“Salvami dalla presunzione di sapere tutto,

dall’arroganza di chi non ammette dubbi,

dalla durezza di chi non tollera ritardi,

dal rigore di chi non perdona debolezze,

dall’ipocrisia che salva i principi e uccide le persone.”

(don Tonino Bello)

 

È grande il quartiere “Libertà”, è vitale, è popolato, popoloso e popolare. Chi si aggira a ridosso del centro non può fare a meno di notarlo, di riconoscerlo, di avvertirne grida, odori e sapori, nel bene e nel male. È un quartiere che in trent’anni ha accolto di tutto: migranti, che lo hanno scelto per la posizione strategica e per le tante case sfitte, professionisti che cercavano casa vicino al centro, middle class da sempre stanziata e legata al grande e fiero mercato della Manifattura, e delinquenti che d’accordo con la mala già attiva lo hanno individuato come luogo di partenza per mille imprese.

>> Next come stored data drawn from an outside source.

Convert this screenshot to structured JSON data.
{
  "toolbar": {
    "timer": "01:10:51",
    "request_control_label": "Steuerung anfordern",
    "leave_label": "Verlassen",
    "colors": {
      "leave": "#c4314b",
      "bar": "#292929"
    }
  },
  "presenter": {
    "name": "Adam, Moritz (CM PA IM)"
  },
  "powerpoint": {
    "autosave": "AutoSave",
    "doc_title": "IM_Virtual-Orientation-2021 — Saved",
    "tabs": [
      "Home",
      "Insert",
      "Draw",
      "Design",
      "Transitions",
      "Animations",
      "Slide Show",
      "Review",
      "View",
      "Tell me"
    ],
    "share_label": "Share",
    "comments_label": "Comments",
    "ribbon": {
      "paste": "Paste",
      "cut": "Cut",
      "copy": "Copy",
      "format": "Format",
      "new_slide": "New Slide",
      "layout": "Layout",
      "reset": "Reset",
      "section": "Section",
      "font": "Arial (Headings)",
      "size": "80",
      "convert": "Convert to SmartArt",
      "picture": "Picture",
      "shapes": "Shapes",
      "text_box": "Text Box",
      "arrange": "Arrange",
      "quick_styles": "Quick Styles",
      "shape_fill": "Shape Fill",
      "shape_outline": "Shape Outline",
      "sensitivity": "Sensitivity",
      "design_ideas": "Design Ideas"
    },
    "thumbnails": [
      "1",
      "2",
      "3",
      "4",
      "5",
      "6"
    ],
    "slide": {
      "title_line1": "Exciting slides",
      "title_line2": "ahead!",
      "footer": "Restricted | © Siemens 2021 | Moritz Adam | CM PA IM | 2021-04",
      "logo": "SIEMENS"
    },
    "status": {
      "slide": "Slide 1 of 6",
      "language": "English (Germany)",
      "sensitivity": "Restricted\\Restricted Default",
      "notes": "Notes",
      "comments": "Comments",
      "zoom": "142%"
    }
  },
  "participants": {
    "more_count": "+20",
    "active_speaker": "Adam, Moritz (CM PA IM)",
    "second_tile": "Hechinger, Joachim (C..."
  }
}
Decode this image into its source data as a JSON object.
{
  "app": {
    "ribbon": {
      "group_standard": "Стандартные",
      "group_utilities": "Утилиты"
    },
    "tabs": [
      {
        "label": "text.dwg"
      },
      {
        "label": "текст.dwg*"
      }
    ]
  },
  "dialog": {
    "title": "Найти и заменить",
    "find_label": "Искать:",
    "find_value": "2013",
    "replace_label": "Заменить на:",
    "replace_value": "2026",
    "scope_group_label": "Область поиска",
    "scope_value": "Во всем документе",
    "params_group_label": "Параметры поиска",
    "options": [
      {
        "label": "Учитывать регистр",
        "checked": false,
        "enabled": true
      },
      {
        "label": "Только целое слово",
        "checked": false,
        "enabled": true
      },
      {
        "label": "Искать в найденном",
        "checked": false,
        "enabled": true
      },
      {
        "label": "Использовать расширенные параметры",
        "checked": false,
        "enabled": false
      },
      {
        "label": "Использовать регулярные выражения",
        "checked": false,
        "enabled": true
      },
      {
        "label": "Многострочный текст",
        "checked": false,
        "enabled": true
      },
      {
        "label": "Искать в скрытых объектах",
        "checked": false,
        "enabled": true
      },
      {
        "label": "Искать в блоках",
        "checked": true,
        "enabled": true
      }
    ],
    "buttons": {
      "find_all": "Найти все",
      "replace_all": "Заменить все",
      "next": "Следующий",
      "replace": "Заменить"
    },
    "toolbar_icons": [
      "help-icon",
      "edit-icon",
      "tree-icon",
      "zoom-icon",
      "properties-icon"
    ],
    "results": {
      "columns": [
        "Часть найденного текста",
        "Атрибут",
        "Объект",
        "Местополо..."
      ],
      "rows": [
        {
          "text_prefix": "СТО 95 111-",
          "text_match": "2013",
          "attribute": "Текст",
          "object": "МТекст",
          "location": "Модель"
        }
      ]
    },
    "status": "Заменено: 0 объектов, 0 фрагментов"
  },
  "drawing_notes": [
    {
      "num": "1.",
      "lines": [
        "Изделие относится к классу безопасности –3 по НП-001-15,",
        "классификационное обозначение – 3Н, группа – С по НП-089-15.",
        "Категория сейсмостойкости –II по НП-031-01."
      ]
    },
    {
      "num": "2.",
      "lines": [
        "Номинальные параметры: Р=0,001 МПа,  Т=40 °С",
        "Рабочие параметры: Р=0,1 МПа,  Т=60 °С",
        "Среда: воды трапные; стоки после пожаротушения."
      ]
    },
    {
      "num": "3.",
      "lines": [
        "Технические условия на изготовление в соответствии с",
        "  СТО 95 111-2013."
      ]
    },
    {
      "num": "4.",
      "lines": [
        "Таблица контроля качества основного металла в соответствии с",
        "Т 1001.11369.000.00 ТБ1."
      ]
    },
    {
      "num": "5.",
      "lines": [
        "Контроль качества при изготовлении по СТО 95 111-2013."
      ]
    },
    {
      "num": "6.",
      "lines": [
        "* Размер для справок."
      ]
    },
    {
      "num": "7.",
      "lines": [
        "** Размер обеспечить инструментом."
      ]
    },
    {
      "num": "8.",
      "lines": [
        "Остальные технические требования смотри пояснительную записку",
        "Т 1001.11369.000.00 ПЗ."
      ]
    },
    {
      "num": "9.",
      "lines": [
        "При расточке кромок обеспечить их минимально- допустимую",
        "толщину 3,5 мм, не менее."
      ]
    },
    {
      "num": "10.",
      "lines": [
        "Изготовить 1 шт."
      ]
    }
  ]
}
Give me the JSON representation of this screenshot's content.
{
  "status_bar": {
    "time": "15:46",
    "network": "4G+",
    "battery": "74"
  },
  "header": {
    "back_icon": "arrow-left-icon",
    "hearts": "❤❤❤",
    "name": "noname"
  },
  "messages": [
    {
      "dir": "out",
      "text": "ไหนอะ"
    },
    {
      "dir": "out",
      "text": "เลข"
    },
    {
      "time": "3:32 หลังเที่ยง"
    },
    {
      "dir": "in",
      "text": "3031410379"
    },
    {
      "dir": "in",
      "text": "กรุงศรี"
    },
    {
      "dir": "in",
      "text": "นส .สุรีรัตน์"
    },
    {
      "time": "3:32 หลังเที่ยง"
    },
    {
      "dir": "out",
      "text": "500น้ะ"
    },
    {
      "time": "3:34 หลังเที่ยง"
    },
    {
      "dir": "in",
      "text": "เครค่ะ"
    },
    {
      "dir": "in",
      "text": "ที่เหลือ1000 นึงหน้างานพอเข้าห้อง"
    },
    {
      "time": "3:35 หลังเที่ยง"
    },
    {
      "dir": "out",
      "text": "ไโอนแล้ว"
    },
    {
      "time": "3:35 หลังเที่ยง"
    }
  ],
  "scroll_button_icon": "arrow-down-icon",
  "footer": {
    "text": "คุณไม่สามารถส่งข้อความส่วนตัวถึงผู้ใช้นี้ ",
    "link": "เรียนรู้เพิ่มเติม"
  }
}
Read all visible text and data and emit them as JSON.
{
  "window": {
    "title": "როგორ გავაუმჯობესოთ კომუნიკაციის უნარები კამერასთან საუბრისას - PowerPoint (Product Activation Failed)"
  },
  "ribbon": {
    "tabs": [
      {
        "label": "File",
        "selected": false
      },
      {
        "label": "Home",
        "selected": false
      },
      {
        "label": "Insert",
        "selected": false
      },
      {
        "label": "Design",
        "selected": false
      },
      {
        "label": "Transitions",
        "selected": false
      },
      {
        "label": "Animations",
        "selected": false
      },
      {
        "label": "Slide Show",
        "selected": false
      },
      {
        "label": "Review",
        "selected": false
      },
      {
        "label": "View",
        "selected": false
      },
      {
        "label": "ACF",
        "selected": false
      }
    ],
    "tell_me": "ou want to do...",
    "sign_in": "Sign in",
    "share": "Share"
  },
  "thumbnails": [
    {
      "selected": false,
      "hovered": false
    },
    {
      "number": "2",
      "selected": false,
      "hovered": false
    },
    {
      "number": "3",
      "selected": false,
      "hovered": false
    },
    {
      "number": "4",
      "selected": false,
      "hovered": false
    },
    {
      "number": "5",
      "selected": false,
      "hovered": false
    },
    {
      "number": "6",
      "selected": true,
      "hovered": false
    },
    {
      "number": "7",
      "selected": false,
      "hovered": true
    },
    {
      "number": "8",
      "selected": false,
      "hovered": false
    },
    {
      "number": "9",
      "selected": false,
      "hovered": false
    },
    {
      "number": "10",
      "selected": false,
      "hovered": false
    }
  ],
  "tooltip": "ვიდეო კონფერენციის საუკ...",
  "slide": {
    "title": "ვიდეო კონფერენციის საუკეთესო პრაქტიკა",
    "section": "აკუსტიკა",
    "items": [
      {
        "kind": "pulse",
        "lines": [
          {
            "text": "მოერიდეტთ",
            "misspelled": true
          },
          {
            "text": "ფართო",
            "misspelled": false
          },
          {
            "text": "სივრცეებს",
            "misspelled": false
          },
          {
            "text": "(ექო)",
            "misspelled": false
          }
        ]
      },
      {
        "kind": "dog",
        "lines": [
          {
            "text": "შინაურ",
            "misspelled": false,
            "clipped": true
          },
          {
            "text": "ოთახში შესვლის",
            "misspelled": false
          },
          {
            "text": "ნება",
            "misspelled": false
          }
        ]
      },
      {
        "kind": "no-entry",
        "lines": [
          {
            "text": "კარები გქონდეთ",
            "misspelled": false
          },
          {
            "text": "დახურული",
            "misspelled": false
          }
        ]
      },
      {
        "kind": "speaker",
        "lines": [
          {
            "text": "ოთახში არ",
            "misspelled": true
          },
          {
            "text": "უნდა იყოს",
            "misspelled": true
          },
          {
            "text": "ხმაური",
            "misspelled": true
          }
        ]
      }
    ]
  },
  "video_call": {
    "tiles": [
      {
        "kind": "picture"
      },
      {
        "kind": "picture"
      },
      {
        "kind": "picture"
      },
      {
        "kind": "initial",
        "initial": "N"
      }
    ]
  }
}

Il quartiere “Libertà” ora è terra di tutti: di bianchi e di neri, di gente perbene e di delinquenti, di Chiesa e laicità, di mercanti e di compratori. Sul quartiere “Libertà” è facile parlare, per questo ne parlano tutti, addirittura va di moda farlo con disinvoltura e tante volte scherno: sono i baresi per primi ad aver battezzato il neologismo “gente del Libertà”, quasi ad individuare una tipologia umana, una categoria di esseri, una fetta di baresità. Eppure c’è pur sempre la fierezza e l’orgoglio di essere baresi, ovvero, come si sa, gente difficile e diffidente, tutta e di tutti i quartieri.

Il quartiere “Libertà” ora è il mostro sbattuto in prima pagina: il territorio della mala, quello che fa notizia, quello che chiunque abbia necessità di stereotipi stupidi (e sono tanti) addita come il responsabile dei mali della città.

Come in passato è successo al “San Paolo”, e poi a “Japigia” e “Madonnella”: chissà perché non è mai successo con i quartieri ricchi e ipocritamente benestanti.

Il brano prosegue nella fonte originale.